Reporting Cynthia Demos
MIAMI (CBSMiami) – In the past three years more and more family members have been forced to share a roof as the country struggles to recover from a recession.
Earlier this year a survey by the John J. Heldrich Center for Workforce Development at Rutgers University found that nearly every American household has been touched by layoffs.
While the national unemployment rate hovers near eight percent, nearly a quarter of those surveyed said they were laid off at some point during the recession or afterward, according to the survey.
Nearly eight in 10 say they know someone in their circle of family and friends who has lost a job.
Nowhere more than South Florida is more than one generation living in a home more prevalent.

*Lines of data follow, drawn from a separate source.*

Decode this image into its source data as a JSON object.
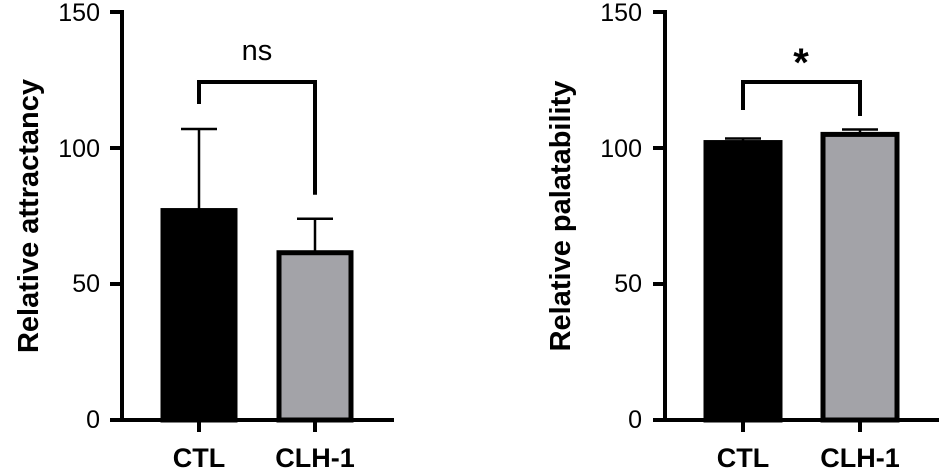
{
  "chart_data": [
    {
      "type": "bar",
      "categories": [
        "CTL",
        "CLH-1"
      ],
      "values": [
        77,
        61.5
      ],
      "errors": [
        30,
        12.5
      ],
      "colors": [
        "#000000",
        "#a3a3a8"
      ],
      "title": "",
      "xlabel": "",
      "ylabel": "Relative attractancy",
      "ylim": [
        0,
        150
      ],
      "yticks": [
        "0",
        "50",
        "100",
        "150"
      ],
      "significance": "ns",
      "grid": false
    },
    {
      "type": "bar",
      "categories": [
        "CTL",
        "CLH-1"
      ],
      "values": [
        102,
        105
      ],
      "errors": [
        1.5,
        1.8
      ],
      "colors": [
        "#000000",
        "#a3a3a8"
      ],
      "title": "",
      "xlabel": "",
      "ylabel": "Relative palatability",
      "ylim": [
        0,
        150
      ],
      "yticks": [
        "0",
        "50",
        "100",
        "150"
      ],
      "significance": "*",
      "grid": false
    }
  ]
}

”Us as a Latin culture, we always like to stick together,” said Louis Moreno.
Moreno and Danilza Velez believe in planning ahead, way ahead, even though they are not married yet.
“We’re engaged,” explained Moreno, “We’re getting married this year.”
Once they are married they are planning for Velez’s mother to move in after they have kids.
According to the U.S. Census Bureau, more than 3.6 million parents live with their adult children, up 60% from 2000.
Balancing a different generations in the house can be tricky. Experts say the best way to handle this is to share the bills, decide when grandma will help with the kids and figure out who will do the cooking, shopping, laundry, household chores before the move in date.
Also make sure each generation has their own social life
“We’re very close like we said like most Hispanics,” said Velez.
They’re even planning for their unborn children to move back in after college.
More than 20% of young adults aged 25 to 34 are living with their parents, the highest percentage in 60 years, according to the Pew Research Center.
For parents considering living with their adult children, experts suggest they talk with them about goals and setting limits. It’s also important to remind them that no job is beneath them if they are looking for work.
Part of Moreno and Velez’s planning is the home they plan to buy – it’s fit for multi-generational living. There is an entirely separate suite with a bed, bath and laundry inside the home.
These multi-generation homes, known as a ‘home within a home’, have been built in Lennar Homes developments in Homestead, Doral and Kendall. The company plans to build more in developments in Broward and Palm Beach counties.
A multi-generation home, depending on which city the development is in, runs from $230,000 to $280,000.